Since my intake (an eventful night), I’ve learned that The Lycan Center is the first-of-its-kind non-profit, HIPAA-compliant facility to help prepare newly turned lycanthropes to safely rejoin society. The somewhat progressive idea was established to address the uptick of violent, inexplicable crimes occurring across the nation. While politicians attributed it to animals or menacing human criminals (AKA immigrants), at the urging of several medical bodies, the current administration conceded that lycanthropy needed to be addressed head on. And forces started refusing to do anything about it after a few of them got killed trying to wrangle a lycanthrope in distress. Anyway.
The aim is to complete the four phases of The “W.E.R.E.” Program:
Welcoming (intake, withdrawal until baseline)
Evaluating (determining needs, goal-setting, personalized course of treatment)
Reforming (out-patient residence, monthly in-patient behavioral training sessions)

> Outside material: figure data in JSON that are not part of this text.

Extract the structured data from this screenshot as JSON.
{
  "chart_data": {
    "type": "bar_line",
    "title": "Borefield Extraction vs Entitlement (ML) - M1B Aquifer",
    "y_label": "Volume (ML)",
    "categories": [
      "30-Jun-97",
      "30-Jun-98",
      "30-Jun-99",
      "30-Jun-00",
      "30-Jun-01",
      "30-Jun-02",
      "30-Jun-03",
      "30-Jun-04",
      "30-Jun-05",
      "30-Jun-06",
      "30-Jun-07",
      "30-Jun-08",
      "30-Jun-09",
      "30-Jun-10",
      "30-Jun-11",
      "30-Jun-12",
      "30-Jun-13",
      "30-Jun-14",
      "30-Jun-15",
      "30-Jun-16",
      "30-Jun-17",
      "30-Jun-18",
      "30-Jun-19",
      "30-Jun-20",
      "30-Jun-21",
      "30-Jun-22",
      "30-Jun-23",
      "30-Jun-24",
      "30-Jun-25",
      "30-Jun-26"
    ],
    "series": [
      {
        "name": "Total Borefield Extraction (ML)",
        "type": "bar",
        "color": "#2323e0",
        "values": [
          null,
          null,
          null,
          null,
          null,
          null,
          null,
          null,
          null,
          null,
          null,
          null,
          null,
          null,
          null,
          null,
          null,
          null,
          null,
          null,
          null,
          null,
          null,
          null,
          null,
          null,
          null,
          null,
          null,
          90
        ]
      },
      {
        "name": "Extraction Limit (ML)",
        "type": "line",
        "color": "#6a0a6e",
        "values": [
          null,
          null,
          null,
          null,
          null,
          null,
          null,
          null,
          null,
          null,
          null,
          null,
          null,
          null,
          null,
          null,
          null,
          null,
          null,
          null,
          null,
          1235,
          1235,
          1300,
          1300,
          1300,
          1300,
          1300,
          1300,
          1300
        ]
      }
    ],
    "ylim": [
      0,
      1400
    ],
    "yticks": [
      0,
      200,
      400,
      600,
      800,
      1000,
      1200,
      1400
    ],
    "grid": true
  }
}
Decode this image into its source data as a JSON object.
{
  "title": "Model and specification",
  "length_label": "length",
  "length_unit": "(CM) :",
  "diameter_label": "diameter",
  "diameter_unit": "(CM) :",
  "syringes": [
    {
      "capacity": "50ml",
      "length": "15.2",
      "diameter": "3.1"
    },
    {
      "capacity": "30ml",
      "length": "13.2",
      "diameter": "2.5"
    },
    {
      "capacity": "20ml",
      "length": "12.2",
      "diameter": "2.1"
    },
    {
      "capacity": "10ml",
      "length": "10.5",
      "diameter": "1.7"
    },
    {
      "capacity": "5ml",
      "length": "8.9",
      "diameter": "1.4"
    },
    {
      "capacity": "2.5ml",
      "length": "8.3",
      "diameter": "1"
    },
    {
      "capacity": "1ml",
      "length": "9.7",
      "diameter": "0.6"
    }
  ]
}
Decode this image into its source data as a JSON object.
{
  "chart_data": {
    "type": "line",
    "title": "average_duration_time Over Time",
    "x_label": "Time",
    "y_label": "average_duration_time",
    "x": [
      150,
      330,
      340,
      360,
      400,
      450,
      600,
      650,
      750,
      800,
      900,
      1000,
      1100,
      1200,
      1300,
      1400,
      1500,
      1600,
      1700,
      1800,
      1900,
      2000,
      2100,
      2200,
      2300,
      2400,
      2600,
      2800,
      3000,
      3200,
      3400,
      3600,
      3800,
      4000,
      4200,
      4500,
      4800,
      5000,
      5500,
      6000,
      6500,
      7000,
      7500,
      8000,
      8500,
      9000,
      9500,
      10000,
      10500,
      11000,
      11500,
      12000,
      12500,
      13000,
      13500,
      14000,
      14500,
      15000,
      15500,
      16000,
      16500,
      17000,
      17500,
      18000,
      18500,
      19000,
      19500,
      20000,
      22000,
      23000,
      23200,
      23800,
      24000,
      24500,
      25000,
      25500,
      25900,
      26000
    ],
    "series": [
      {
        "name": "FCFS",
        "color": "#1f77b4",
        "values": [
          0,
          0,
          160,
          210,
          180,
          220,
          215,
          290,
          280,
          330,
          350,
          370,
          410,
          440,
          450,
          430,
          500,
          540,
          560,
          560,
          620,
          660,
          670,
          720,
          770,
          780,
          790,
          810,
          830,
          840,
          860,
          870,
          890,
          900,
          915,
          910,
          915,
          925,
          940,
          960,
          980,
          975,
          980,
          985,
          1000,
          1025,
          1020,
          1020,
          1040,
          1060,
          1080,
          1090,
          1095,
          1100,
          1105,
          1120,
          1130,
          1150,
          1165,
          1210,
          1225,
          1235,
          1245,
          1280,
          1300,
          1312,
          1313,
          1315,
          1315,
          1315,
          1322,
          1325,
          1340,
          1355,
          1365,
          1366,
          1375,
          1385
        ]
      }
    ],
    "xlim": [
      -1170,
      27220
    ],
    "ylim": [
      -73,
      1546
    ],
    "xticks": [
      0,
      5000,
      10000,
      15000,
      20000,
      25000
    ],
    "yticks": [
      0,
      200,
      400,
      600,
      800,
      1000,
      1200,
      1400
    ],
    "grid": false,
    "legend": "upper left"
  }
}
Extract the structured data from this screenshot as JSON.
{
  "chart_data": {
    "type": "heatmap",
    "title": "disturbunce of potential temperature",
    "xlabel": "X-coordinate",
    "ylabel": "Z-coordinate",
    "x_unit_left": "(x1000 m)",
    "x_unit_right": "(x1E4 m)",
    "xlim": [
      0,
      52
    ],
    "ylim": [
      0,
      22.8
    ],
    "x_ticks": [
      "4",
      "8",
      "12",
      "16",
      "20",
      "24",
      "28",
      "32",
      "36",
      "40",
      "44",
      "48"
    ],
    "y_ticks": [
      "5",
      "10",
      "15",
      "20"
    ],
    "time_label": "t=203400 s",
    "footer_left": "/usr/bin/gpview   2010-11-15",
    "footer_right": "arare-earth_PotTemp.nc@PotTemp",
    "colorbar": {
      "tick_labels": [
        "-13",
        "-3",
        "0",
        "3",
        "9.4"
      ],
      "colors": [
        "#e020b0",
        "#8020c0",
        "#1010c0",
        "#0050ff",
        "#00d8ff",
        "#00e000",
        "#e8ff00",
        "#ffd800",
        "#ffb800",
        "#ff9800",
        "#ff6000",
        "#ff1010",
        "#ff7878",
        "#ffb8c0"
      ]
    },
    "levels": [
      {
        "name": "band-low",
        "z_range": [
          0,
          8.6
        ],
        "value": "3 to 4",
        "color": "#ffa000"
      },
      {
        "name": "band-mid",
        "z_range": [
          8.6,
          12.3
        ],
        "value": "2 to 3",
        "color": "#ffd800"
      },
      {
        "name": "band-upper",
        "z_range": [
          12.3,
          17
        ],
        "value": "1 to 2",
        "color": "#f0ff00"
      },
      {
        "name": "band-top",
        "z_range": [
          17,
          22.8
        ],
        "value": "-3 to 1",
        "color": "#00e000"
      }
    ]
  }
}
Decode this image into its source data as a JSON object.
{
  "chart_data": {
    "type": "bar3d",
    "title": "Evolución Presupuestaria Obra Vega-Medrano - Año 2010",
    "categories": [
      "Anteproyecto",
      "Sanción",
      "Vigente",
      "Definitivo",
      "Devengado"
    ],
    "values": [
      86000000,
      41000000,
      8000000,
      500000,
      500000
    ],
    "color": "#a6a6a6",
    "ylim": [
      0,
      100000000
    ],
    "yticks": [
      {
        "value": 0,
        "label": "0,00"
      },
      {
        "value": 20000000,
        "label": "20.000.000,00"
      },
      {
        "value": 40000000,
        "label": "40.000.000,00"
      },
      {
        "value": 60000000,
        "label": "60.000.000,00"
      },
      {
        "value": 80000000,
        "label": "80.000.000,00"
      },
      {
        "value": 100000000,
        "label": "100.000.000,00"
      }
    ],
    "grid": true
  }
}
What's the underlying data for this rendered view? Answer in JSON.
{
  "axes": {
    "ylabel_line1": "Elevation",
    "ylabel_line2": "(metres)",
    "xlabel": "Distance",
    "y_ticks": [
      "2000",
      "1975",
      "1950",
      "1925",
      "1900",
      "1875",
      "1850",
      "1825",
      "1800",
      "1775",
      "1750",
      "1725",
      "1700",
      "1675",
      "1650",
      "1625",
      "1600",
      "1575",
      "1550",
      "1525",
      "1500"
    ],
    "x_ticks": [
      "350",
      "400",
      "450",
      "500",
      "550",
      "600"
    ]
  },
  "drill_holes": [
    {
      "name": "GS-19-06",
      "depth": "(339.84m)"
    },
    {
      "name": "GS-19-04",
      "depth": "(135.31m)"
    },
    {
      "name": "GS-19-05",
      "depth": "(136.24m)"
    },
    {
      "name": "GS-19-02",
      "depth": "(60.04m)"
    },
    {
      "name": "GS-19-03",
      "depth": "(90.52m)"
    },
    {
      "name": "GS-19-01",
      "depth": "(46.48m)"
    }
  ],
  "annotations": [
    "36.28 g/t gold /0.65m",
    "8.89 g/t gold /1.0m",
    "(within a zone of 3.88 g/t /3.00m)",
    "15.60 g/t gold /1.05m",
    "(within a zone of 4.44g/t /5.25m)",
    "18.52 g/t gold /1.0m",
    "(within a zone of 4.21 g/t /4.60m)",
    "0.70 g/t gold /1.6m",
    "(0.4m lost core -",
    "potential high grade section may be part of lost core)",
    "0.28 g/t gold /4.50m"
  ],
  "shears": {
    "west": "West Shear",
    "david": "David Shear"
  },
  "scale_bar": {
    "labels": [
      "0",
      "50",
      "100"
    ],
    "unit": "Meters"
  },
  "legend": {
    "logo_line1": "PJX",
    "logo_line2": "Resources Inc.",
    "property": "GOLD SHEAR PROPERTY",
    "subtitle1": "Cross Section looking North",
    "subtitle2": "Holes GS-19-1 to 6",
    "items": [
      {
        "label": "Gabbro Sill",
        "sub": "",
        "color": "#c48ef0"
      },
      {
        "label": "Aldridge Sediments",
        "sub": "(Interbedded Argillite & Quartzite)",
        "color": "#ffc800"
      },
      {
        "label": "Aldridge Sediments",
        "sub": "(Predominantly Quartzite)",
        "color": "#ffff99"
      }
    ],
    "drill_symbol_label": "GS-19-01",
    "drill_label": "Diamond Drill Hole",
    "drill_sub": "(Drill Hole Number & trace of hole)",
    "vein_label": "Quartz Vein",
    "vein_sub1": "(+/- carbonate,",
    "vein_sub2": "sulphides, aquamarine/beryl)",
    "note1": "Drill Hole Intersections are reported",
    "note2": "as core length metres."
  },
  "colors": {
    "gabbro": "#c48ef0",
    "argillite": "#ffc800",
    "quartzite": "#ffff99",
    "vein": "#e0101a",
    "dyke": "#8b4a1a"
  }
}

Engaging (out-patient sessions only, submission of course completion to government)
The trouble is, I don’t want to be Reformed, and no amount of Evaluating is going to change that. No matter what form I’m in, I’ll be imprisoned for the murder of my father (oops).
And while he’s dead, I’ve never felt so alive, so like myself. If I’m going to be locked in a cell, I’d rather stay like this, at my most monstrous. Why else would I have gotten bit on purpose?